From London, Taylor hoped to make his way to Russia to secure new material for a future book of the travel essays which had become his signature. Like the rest of the country, however, he was suffering from financial setbacks. Instead, the couple went to Greece.
Travel defined both Taylor and his wife. They met (and got engaged) in Germany, where her father was an astronomer. Before marrying, he awaited approval from her mother, then living in Russia. He called their marriage (his second, after the death of his first wife Mary Agnew in 1850) "a step which makes us all so happy and my future so bright." They had a daughter, Lilian, a year later.
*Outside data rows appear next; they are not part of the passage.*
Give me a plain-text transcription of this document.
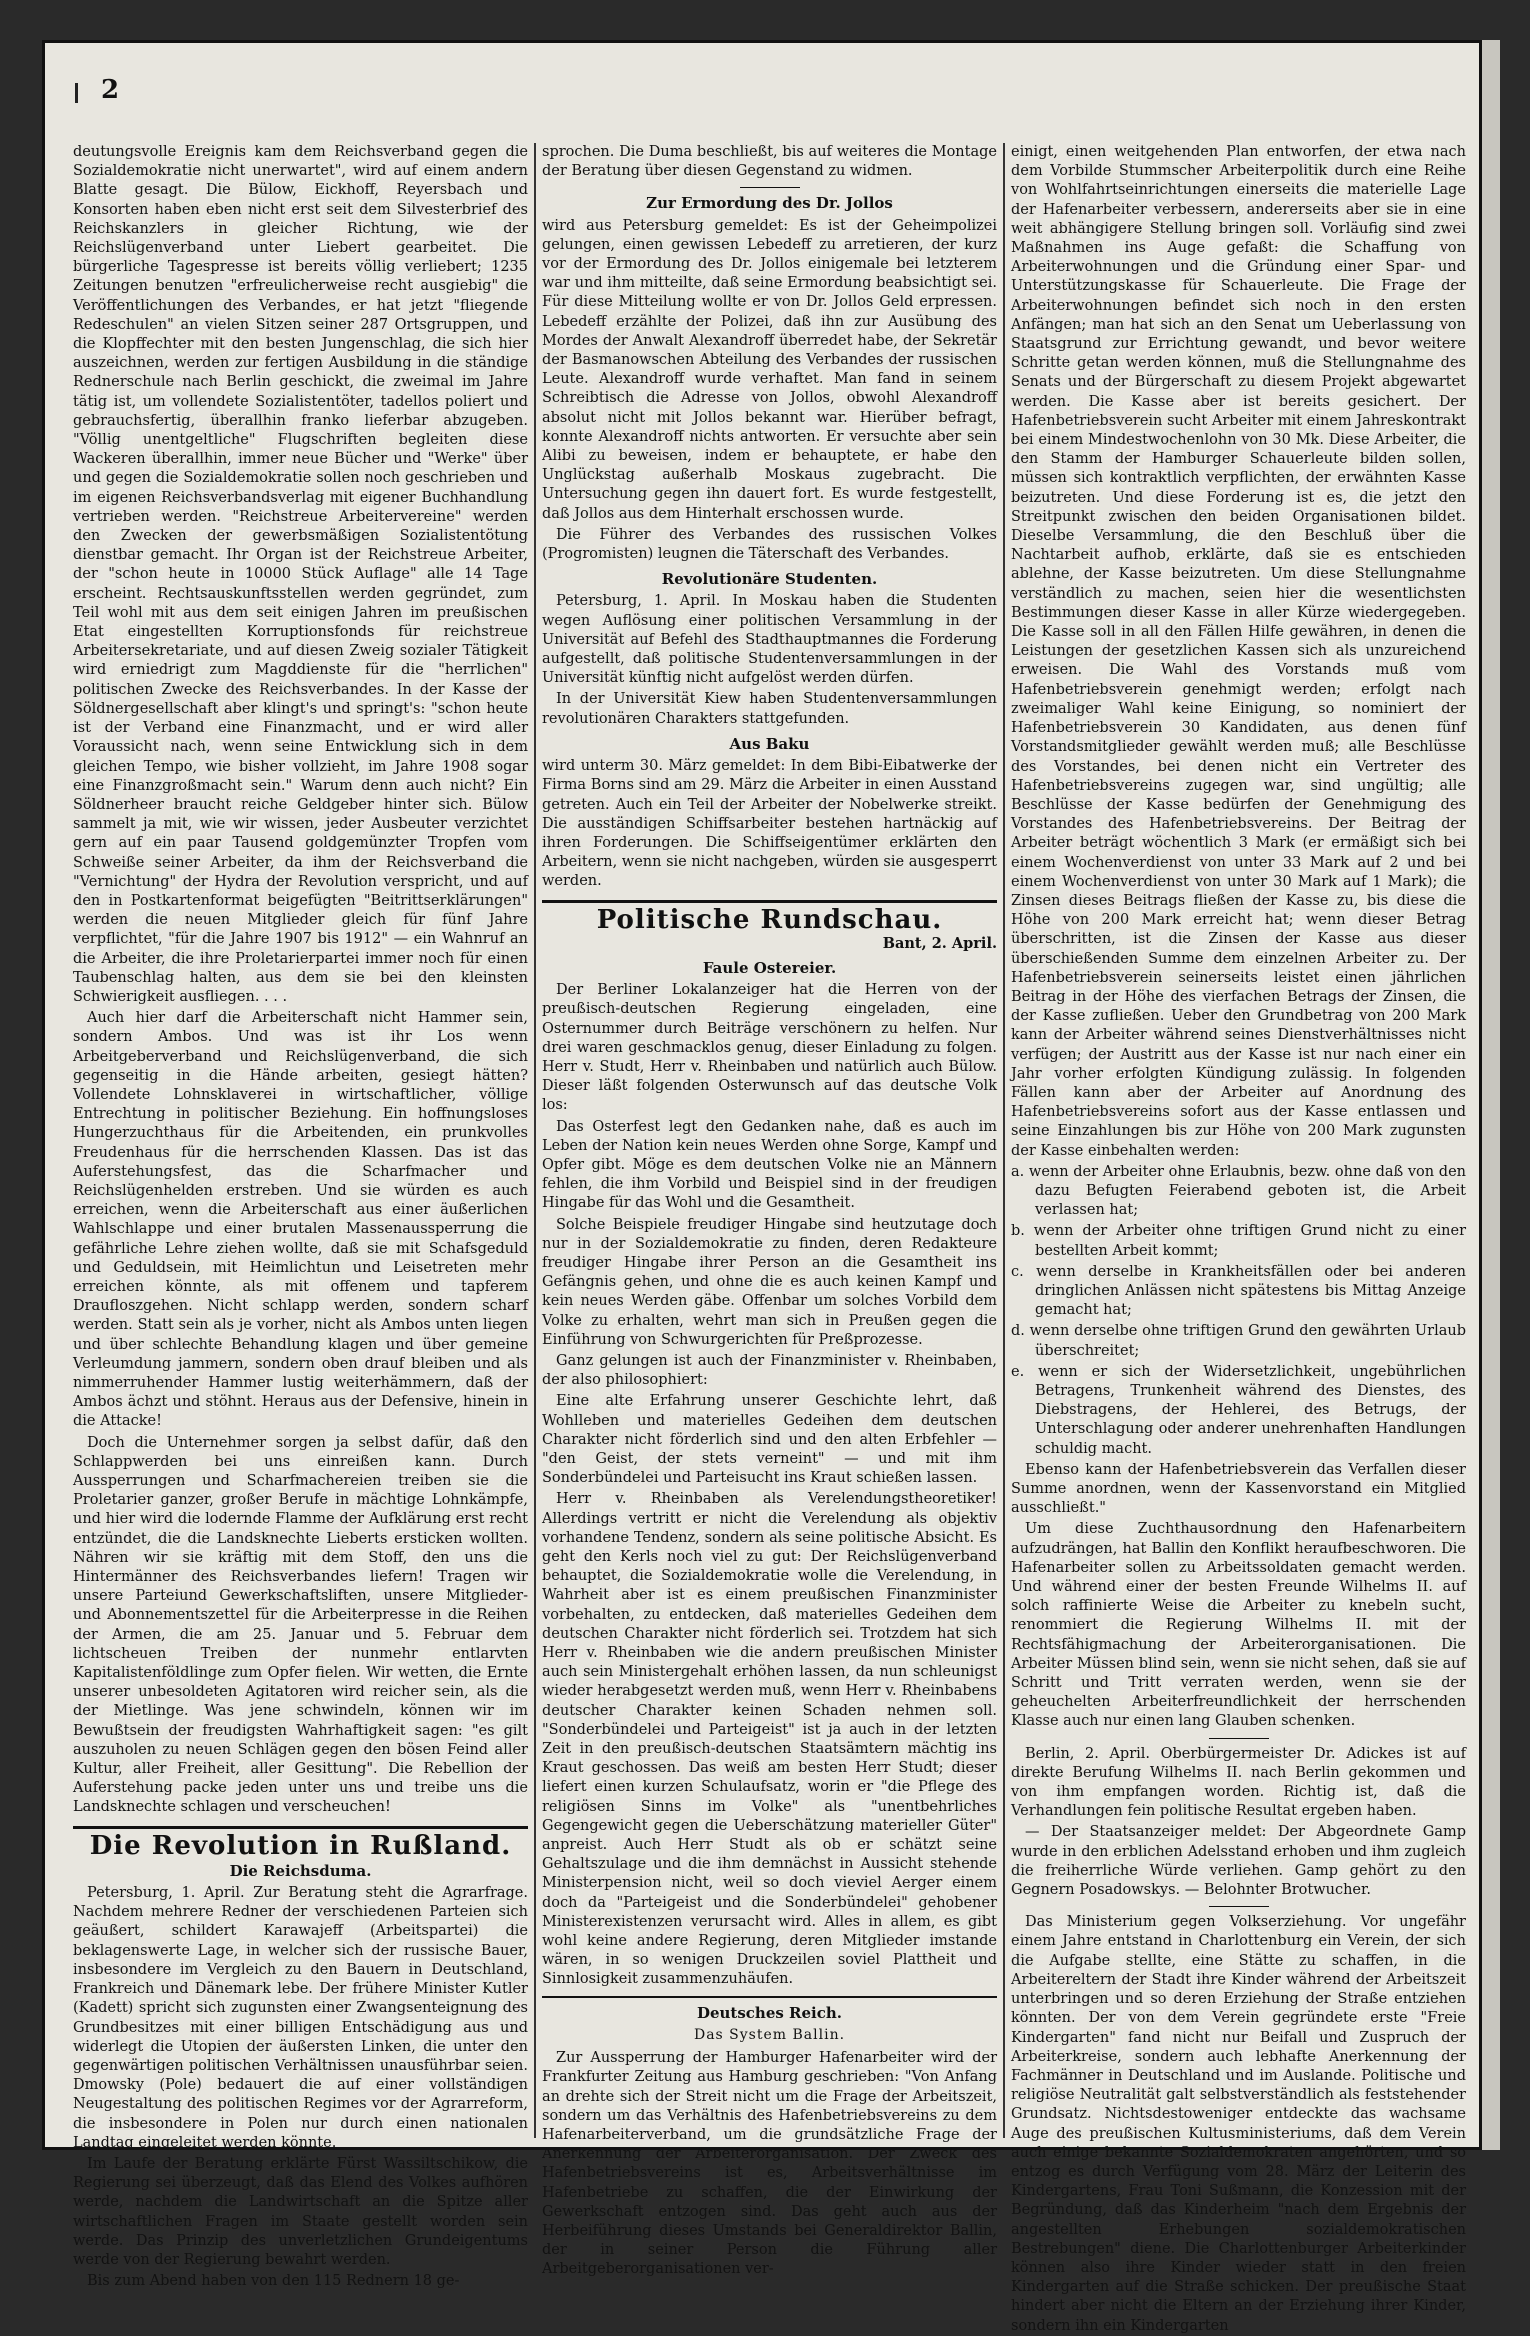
2

deutungsvolle Ereignis kam dem Reichsverband gegen die Sozialdemokratie nicht unerwartet", wird auf einem andern Blatte gesagt. Die Bülow, Eickhoff, Reyersbach und Konsorten haben eben nicht erst seit dem Silvesterbrief des Reichskanzlers in gleicher Richtung, wie der Reichslügenverband unter Liebert gearbeitet. Die bürgerliche Tagespresse ist bereits völlig verliebert; 1235 Zeitungen benutzen "erfreulicherweise recht ausgiebig" die Veröffentlichungen des Verbandes, er hat jetzt "fliegende Redeschulen" an vielen Sitzen seiner 287 Ortsgruppen, und die Klopffechter mit den besten Jungenschlag, die sich hier auszeichnen, werden zur fertigen Ausbildung in die ständige Rednerschule nach Berlin geschickt, die zweimal im Jahre tätig ist, um vollendete Sozialistentöter, tadellos poliert und gebrauchsfertig, überallhin franko lieferbar abzugeben. "Völlig unentgeltliche" Flugschriften begleiten diese Wackeren überallhin, immer neue Bücher und "Werke" über und gegen die Sozialdemokratie sollen noch geschrieben und im eigenen Reichsverbandsverlag mit eigener Buchhandlung vertrieben werden. "Reichstreue Arbeitervereine" werden den Zwecken der gewerbsmäßigen Sozialistentötung dienstbar gemacht. Ihr Organ ist der Reichstreue Arbeiter, der "schon heute in 10000 Stück Auflage" alle 14 Tage erscheint. Rechtsauskunftsstellen werden gegründet, zum Teil wohl mit aus dem seit einigen Jahren im preußischen Etat eingestellten Korruptionsfonds für reichstreue Arbeitersekretariate, und auf diesen Zweig sozialer Tätigkeit wird erniedrigt zum Magddienste für die "herrlichen" politischen Zwecke des Reichsverbandes. In der Kasse der Söldnergesellschaft aber klingt's und springt's: "schon heute ist der Verband eine Finanzmacht, und er wird aller Voraussicht nach, wenn seine Entwicklung sich in dem gleichen Tempo, wie bisher vollzieht, im Jahre 1908 sogar eine Finanzgroßmacht sein." Warum denn auch nicht? Ein Söldnerheer braucht reiche Geldgeber hinter sich. Bülow sammelt ja mit, wie wir wissen, jeder Ausbeuter verzichtet gern auf ein paar Tausend goldgemünzter Tropfen vom Schweiße seiner Arbeiter, da ihm der Reichsverband die "Vernichtung" der Hydra der Revolution verspricht, und auf den in Postkartenformat beigefügten "Beitrittserklärungen" werden die neuen Mitglieder gleich für fünf Jahre verpflichtet, "für die Jahre 1907 bis 1912" — ein Wahnruf an die Arbeiter, die ihre Proletarierpartei immer noch für einen Taubenschlag halten, aus dem sie bei den kleinsten Schwierigkeit ausfliegen. . . .

Auch hier darf die Arbeiterschaft nicht Hammer sein, sondern Ambos. Und was ist ihr Los wenn Arbeitgeberverband und Reichslügenverband, die sich gegenseitig in die Hände arbeiten, gesiegt hätten? Vollendete Lohnsklaverei in wirtschaftlicher, völlige Entrechtung in politischer Beziehung. Ein hoffnungsloses Hungerzuchthaus für die Arbeitenden, ein prunkvolles Freudenhaus für die herrschenden Klassen. Das ist das Auferstehungsfest, das die Scharfmacher und Reichslügenhelden erstreben. Und sie würden es auch erreichen, wenn die Arbeiterschaft aus einer äußerlichen Wahlschlappe und einer brutalen Massenaussperrung die gefährliche Lehre ziehen wollte, daß sie mit Schafsgeduld und Geduldsein, mit Heimlichtun und Leisetreten mehr erreichen könnte, als mit offenem und tapferem Draufloszgehen. Nicht schlapp werden, sondern scharf werden. Statt sein als je vorher, nicht als Ambos unten liegen und über schlechte Behandlung klagen und über gemeine Verleumdung jammern, sondern oben drauf bleiben und als nimmerruhender Hammer lustig weiterhämmern, daß der Ambos ächzt und stöhnt. Heraus aus der Defensive, hinein in die Attacke!

Doch die Unternehmer sorgen ja selbst dafür, daß den Schlappwerden bei uns einreißen kann. Durch Aussperrungen und Scharfmachereien treiben sie die Proletarier ganzer, großer Berufe in mächtige Lohnkämpfe, und hier wird die lodernde Flamme der Aufklärung erst recht entzündet, die die Landsknechte Lieberts ersticken wollten. Nähren wir sie kräftig mit dem Stoff, den uns die Hintermänner des Reichsverbandes liefern! Tragen wir unsere Parteiund Gewerkschaftsliften, unsere Mitglieder- und Abonnementszettel für die Arbeiterpresse in die Reihen der Armen, die am 25. Januar und 5. Februar dem lichtscheuen Treiben der nunmehr entlarvten Kapitalistenföldlinge zum Opfer fielen. Wir wetten, die Ernte unserer unbesoldeten Agitatoren wird reicher sein, als die der Mietlinge. Was jene schwindeln, können wir im Bewußtsein der freudigsten Wahrhaftigkeit sagen: "es gilt auszuholen zu neuen Schlägen gegen den bösen Feind aller Kultur, aller Freiheit, aller Gesittung". Die Rebellion der Auferstehung packe jeden unter uns und treibe uns die Landsknechte schlagen und verscheuchen!

Die Revolution in Rußland.
Die Reichsduma.

Petersburg, 1. April. Zur Beratung steht die Agrarfrage. Nachdem mehrere Redner der verschiedenen Parteien sich geäußert, schildert Karawajeff (Arbeitspartei) die beklagenswerte Lage, in welcher sich der russische Bauer, insbesondere im Vergleich zu den Bauern in Deutschland, Frankreich und Dänemark lebe. Der frühere Minister Kutler (Kadett) spricht sich zugunsten einer Zwangsenteignung des Grundbesitzes mit einer billigen Entschädigung aus und widerlegt die Utopien der äußersten Linken, die unter den gegenwärtigen politischen Verhältnissen unausführbar seien. Dmowsky (Pole) bedauert die auf einer vollständigen Neugestaltung des politischen Regimes vor der Agrarreform, die insbesondere in Polen nur durch einen nationalen Landtag eingeleitet werden könnte.

Im Laufe der Beratung erklärte Fürst Wassiltschikow, die Regierung sei überzeugt, daß das Elend des Volkes aufhören werde, nachdem die Landwirtschaft an die Spitze aller wirtschaftlichen Fragen im Staate gestellt worden sein werde. Das Prinzip des unverletzlichen Grundeigentums werde von der Regierung bewahrt werden.

Bis zum Abend haben von den 115 Rednern 18 ge-

sprochen. Die Duma beschließt, bis auf weiteres die Montage der Beratung über diesen Gegenstand zu widmen.

Zur Ermordung des Dr. Jollos

wird aus Petersburg gemeldet: Es ist der Geheimpolizei gelungen, einen gewissen Lebedeff zu arretieren, der kurz vor der Ermordung des Dr. Jollos einigemale bei letzterem war und ihm mitteilte, daß seine Ermordung beabsichtigt sei. Für diese Mitteilung wollte er von Dr. Jollos Geld erpressen. Lebedeff erzählte der Polizei, daß ihn zur Ausübung des Mordes der Anwalt Alexandroff überredet habe, der Sekretär der Basmanowschen Abteilung des Verbandes der russischen Leute. Alexandroff wurde verhaftet. Man fand in seinem Schreibtisch die Adresse von Jollos, obwohl Alexandroff absolut nicht mit Jollos bekannt war. Hierüber befragt, konnte Alexandroff nichts antworten. Er versuchte aber sein Alibi zu beweisen, indem er behauptete, er habe den Unglückstag außerhalb Moskaus zugebracht. Die Untersuchung gegen ihn dauert fort. Es wurde festgestellt, daß Jollos aus dem Hinterhalt erschossen wurde.

Die Führer des Verbandes des russischen Volkes (Progromisten) leugnen die Täterschaft des Verbandes.

Revolutionäre Studenten.

Petersburg, 1. April. In Moskau haben die Studenten wegen Auflösung einer politischen Versammlung in der Universität auf Befehl des Stadthauptmannes die Forderung aufgestellt, daß politische Studentenversammlungen in der Universität künftig nicht aufgelöst werden dürfen.

In der Universität Kiew haben Studentenversammlungen revolutionären Charakters stattgefunden.

Aus Baku

wird unterm 30. März gemeldet: In dem Bibi-Eibatwerke der Firma Borns sind am 29. März die Arbeiter in einen Ausstand getreten. Auch ein Teil der Arbeiter der Nobelwerke streikt. Die ausständigen Schiffsarbeiter bestehen hartnäckig auf ihren Forderungen. Die Schiffseigentümer erklärten den Arbeitern, wenn sie nicht nachgeben, würden sie ausgesperrt werden.

Politische Rundschau.
Bant, 2. April.
Faule Ostereier.

Der Berliner Lokalanzeiger hat die Herren von der preußisch-deutschen Regierung eingeladen, eine Osternummer durch Beiträge verschönern zu helfen. Nur drei waren geschmacklos genug, dieser Einladung zu folgen. Herr v. Studt, Herr v. Rheinbaben und natürlich auch Bülow. Dieser läßt folgenden Osterwunsch auf das deutsche Volk los:

Das Osterfest legt den Gedanken nahe, daß es auch im Leben der Nation kein neues Werden ohne Sorge, Kampf und Opfer gibt. Möge es dem deutschen Volke nie an Männern fehlen, die ihm Vorbild und Beispiel sind in der freudigen Hingabe für das Wohl und die Gesamtheit.

Solche Beispiele freudiger Hingabe sind heutzutage doch nur in der Sozialdemokratie zu finden, deren Redakteure freudiger Hingabe ihrer Person an die Gesamtheit ins Gefängnis gehen, und ohne die es auch keinen Kampf und kein neues Werden gäbe. Offenbar um solches Vorbild dem Volke zu erhalten, wehrt man sich in Preußen gegen die Einführung von Schwurgerichten für Preßprozesse.

Ganz gelungen ist auch der Finanzminister v. Rheinbaben, der also philosophiert:

Eine alte Erfahrung unserer Geschichte lehrt, daß Wohlleben und materielles Gedeihen dem deutschen Charakter nicht förderlich sind und den alten Erbfehler — "den Geist, der stets verneint" — und mit ihm Sonderbündelei und Parteisucht ins Kraut schießen lassen.

Herr v. Rheinbaben als Verelendungstheoretiker! Allerdings vertritt er nicht die Verelendung als objektiv vorhandene Tendenz, sondern als seine politische Absicht. Es geht den Kerls noch viel zu gut: Der Reichslügenverband behauptet, die Sozialdemokratie wolle die Verelendung, in Wahrheit aber ist es einem preußischen Finanzminister vorbehalten, zu entdecken, daß materielles Gedeihen dem deutschen Charakter nicht förderlich sei. Trotzdem hat sich Herr v. Rheinbaben wie die andern preußischen Minister auch sein Ministergehalt erhöhen lassen, da nun schleunigst wieder herabgesetzt werden muß, wenn Herr v. Rheinbabens deutscher Charakter keinen Schaden nehmen soll. "Sonderbündelei und Parteigeist" ist ja auch in der letzten Zeit in den preußisch-deutschen Staatsämtern mächtig ins Kraut geschossen. Das weiß am besten Herr Studt; dieser liefert einen kurzen Schulaufsatz, worin er "die Pflege des religiösen Sinns im Volke" als "unentbehrliches Gegengewicht gegen die Ueberschätzung materieller Güter" anpreist. Auch Herr Studt als ob er schätzt seine Gehaltszulage und die ihm demnächst in Aussicht stehende Ministerpension nicht, weil so doch vieviel Aerger einem doch da "Parteigeist und die Sonderbündelei" gehobener Ministerexistenzen verursacht wird. Alles in allem, es gibt wohl keine andere Regierung, deren Mitglieder imstande wären, in so wenigen Druckzeilen soviel Plattheit und Sinnlosigkeit zusammenzuhäufen.

Deutsches Reich.
Das System Ballin.

Zur Aussperrung der Hamburger Hafenarbeiter wird der Frankfurter Zeitung aus Hamburg geschrieben: "Von Anfang an drehte sich der Streit nicht um die Frage der Arbeitszeit, sondern um das Verhältnis des Hafenbetriebsvereins zu dem Hafenarbeiterverband, um die grundsätzliche Frage der Anerkennung der Arbeiterorganisation. Der Zweck des Hafenbetriebsvereins ist es, Arbeitsverhältnisse im Hafenbetriebe zu schaffen, die der Einwirkung der Gewerkschaft entzogen sind. Das geht auch aus der Herbeiführung dieses Umstands bei Generaldirektor Ballin, der in seiner Person die Führung aller Arbeitgeberorganisationen ver-

einigt, einen weitgehenden Plan entworfen, der etwa nach dem Vorbilde Stummscher Arbeiterpolitik durch eine Reihe von Wohlfahrtseinrichtungen einerseits die materielle Lage der Hafenarbeiter verbessern, andererseits aber sie in eine weit abhängigere Stellung bringen soll. Vorläufig sind zwei Maßnahmen ins Auge gefaßt: die Schaffung von Arbeiterwohnungen und die Gründung einer Spar- und Unterstützungskasse für Schauerleute. Die Frage der Arbeiterwohnungen befindet sich noch in den ersten Anfängen; man hat sich an den Senat um Ueberlassung von Staatsgrund zur Errichtung gewandt, und bevor weitere Schritte getan werden können, muß die Stellungnahme des Senats und der Bürgerschaft zu diesem Projekt abgewartet werden. Die Kasse aber ist bereits gesichert. Der Hafenbetriebsverein sucht Arbeiter mit einem Jahreskontrakt bei einem Mindestwochenlohn von 30 Mk. Diese Arbeiter, die den Stamm der Hamburger Schauerleute bilden sollen, müssen sich kontraktlich verpflichten, der erwähnten Kasse beizutreten. Und diese Forderung ist es, die jetzt den Streitpunkt zwischen den beiden Organisationen bildet. Dieselbe Versammlung, die den Beschluß über die Nachtarbeit aufhob, erklärte, daß sie es entschieden ablehne, der Kasse beizutreten. Um diese Stellungnahme verständlich zu machen, seien hier die wesentlichsten Bestimmungen dieser Kasse in aller Kürze wiedergegeben. Die Kasse soll in all den Fällen Hilfe gewähren, in denen die Leistungen der gesetzlichen Kassen sich als unzureichend erweisen. Die Wahl des Vorstands muß vom Hafenbetriebsverein genehmigt werden; erfolgt nach zweimaliger Wahl keine Einigung, so nominiert der Hafenbetriebsverein 30 Kandidaten, aus denen fünf Vorstandsmitglieder gewählt werden muß; alle Beschlüsse des Vorstandes, bei denen nicht ein Vertreter des Hafenbetriebsvereins zugegen war, sind ungültig; alle Beschlüsse der Kasse bedürfen der Genehmigung des Vorstandes des Hafenbetriebsvereins. Der Beitrag der Arbeiter beträgt wöchentlich 3 Mark (er ermäßigt sich bei einem Wochenverdienst von unter 33 Mark auf 2 und bei einem Wochenverdienst von unter 30 Mark auf 1 Mark); die Zinsen dieses Beitrags fließen der Kasse zu, bis diese die Höhe von 200 Mark erreicht hat; wenn dieser Betrag überschritten, ist die Zinsen der Kasse aus dieser überschießenden Summe dem einzelnen Arbeiter zu. Der Hafenbetriebsverein seinerseits leistet einen jährlichen Beitrag in der Höhe des vierfachen Betrags der Zinsen, die der Kasse zufließen. Ueber den Grundbetrag von 200 Mark kann der Arbeiter während seines Dienstverhältnisses nicht verfügen; der Austritt aus der Kasse ist nur nach einer ein Jahr vorher erfolgten Kündigung zulässig. In folgenden Fällen kann aber der Arbeiter auf Anordnung des Hafenbetriebsvereins sofort aus der Kasse entlassen und seine Einzahlungen bis zur Höhe von 200 Mark zugunsten der Kasse einbehalten werden:

a. wenn der Arbeiter ohne Erlaubnis, bezw. ohne daß von den dazu Befugten Feierabend geboten ist, die Arbeit verlassen hat;

b. wenn der Arbeiter ohne triftigen Grund nicht zu einer bestellten Arbeit kommt;

c. wenn derselbe in Krankheitsfällen oder bei anderen dringlichen Anlässen nicht spätestens bis Mittag Anzeige gemacht hat;

d. wenn derselbe ohne triftigen Grund den gewährten Urlaub überschreitet;

e. wenn er sich der Widersetzlichkeit, ungebührlichen Betragens, Trunkenheit während des Dienstes, des Diebstragens, der Hehlerei, des Betrugs, der Unterschlagung oder anderer unehrenhaften Handlungen schuldig macht.

Ebenso kann der Hafenbetriebsverein das Verfallen dieser Summe anordnen, wenn der Kassenvorstand ein Mitglied ausschließt."

Um diese Zuchthausordnung den Hafenarbeitern aufzudrängen, hat Ballin den Konflikt heraufbeschworen. Die Hafenarbeiter sollen zu Arbeitssoldaten gemacht werden. Und während einer der besten Freunde Wilhelms II. auf solch raffinierte Weise die Arbeiter zu knebeln sucht, renommiert die Regierung Wilhelms II. mit der Rechtsfähigmachung der Arbeiterorganisationen. Die Arbeiter Müssen blind sein, wenn sie nicht sehen, daß sie auf Schritt und Tritt verraten werden, wenn sie der geheuchelten Arbeiterfreundlichkeit der herrschenden Klasse auch nur einen lang Glauben schenken.

Berlin, 2. April. Oberbürgermeister Dr. Adickes ist auf direkte Berufung Wilhelms II. nach Berlin gekommen und von ihm empfangen worden. Richtig ist, daß die Verhandlungen fein politische Resultat ergeben haben.

— Der Staatsanzeiger meldet: Der Abgeordnete Gamp wurde in den erblichen Adelsstand erhoben und ihm zugleich die freiherrliche Würde verliehen. Gamp gehört zu den Gegnern Posadowskys. — Belohnter Brotwucher.

Das Ministerium gegen Volkserziehung. Vor ungefähr einem Jahre entstand in Charlottenburg ein Verein, der sich die Aufgabe stellte, eine Stätte zu schaffen, in die Arbeitereltern der Stadt ihre Kinder während der Arbeitszeit unterbringen und so deren Erziehung der Straße entziehen könnten. Der von dem Verein gegründete erste "Freie Kindergarten" fand nicht nur Beifall und Zuspruch der Arbeiterkreise, sondern auch lebhafte Anerkennung der Fachmänner in Deutschland und im Auslande. Politische und religiöse Neutralität galt selbstverständlich als feststehender Grundsatz. Nichtsdestoweniger entdeckte das wachsame Auge des preußischen Kultusministeriums, daß dem Verein auch einige bekannte Sozialdemokraten angehörten, und so entzog es durch Verfügung vom 28. März der Leiterin des Kindergartens, Frau Toni Sußmann, die Konzession mit der Begründung, daß das Kinderheim "nach dem Ergebnis der angestellten Erhebungen sozialdemokratischen Bestrebungen" diene. Die Charlottenburger Arbeiterkinder können also ihre Kinder wieder statt in den freien Kindergarten auf die Straße schicken. Der preußische Staat hindert aber nicht die Eltern an der Erziehung ihrer Kinder, sondern ihn ein Kindergarten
In his introduction to Northern Winters, Taylor explains his reason for traveling so extensively and writing about those travels:
My object in travel is neither scientific, statistical, nor politico-economical; but simply artistic, pictorial, — if possible, panoramic. I have attempted to draw, with a hand which, I hope, has acquired a little steadiness from long practice, the people and the scenery of northern Europe, to colour my sketches with the tints of the originals, and to invest each one with its native and characteristic atmosphere. In order to do this, I have adopted, as in other countries, a simple rule: to live, as near as possible, the life of the people among whom I travel.
After Taylor's death, Marie Hanson-Taylor edited his life and letters (under that hyphenated name, with help from Horace Scudder). She became the caretaker of Cedarcroft, the home they built in 1860. She was nicknamed "The Mistress of Cedarcroft" and lived there until her own death 47 years after that of her husband.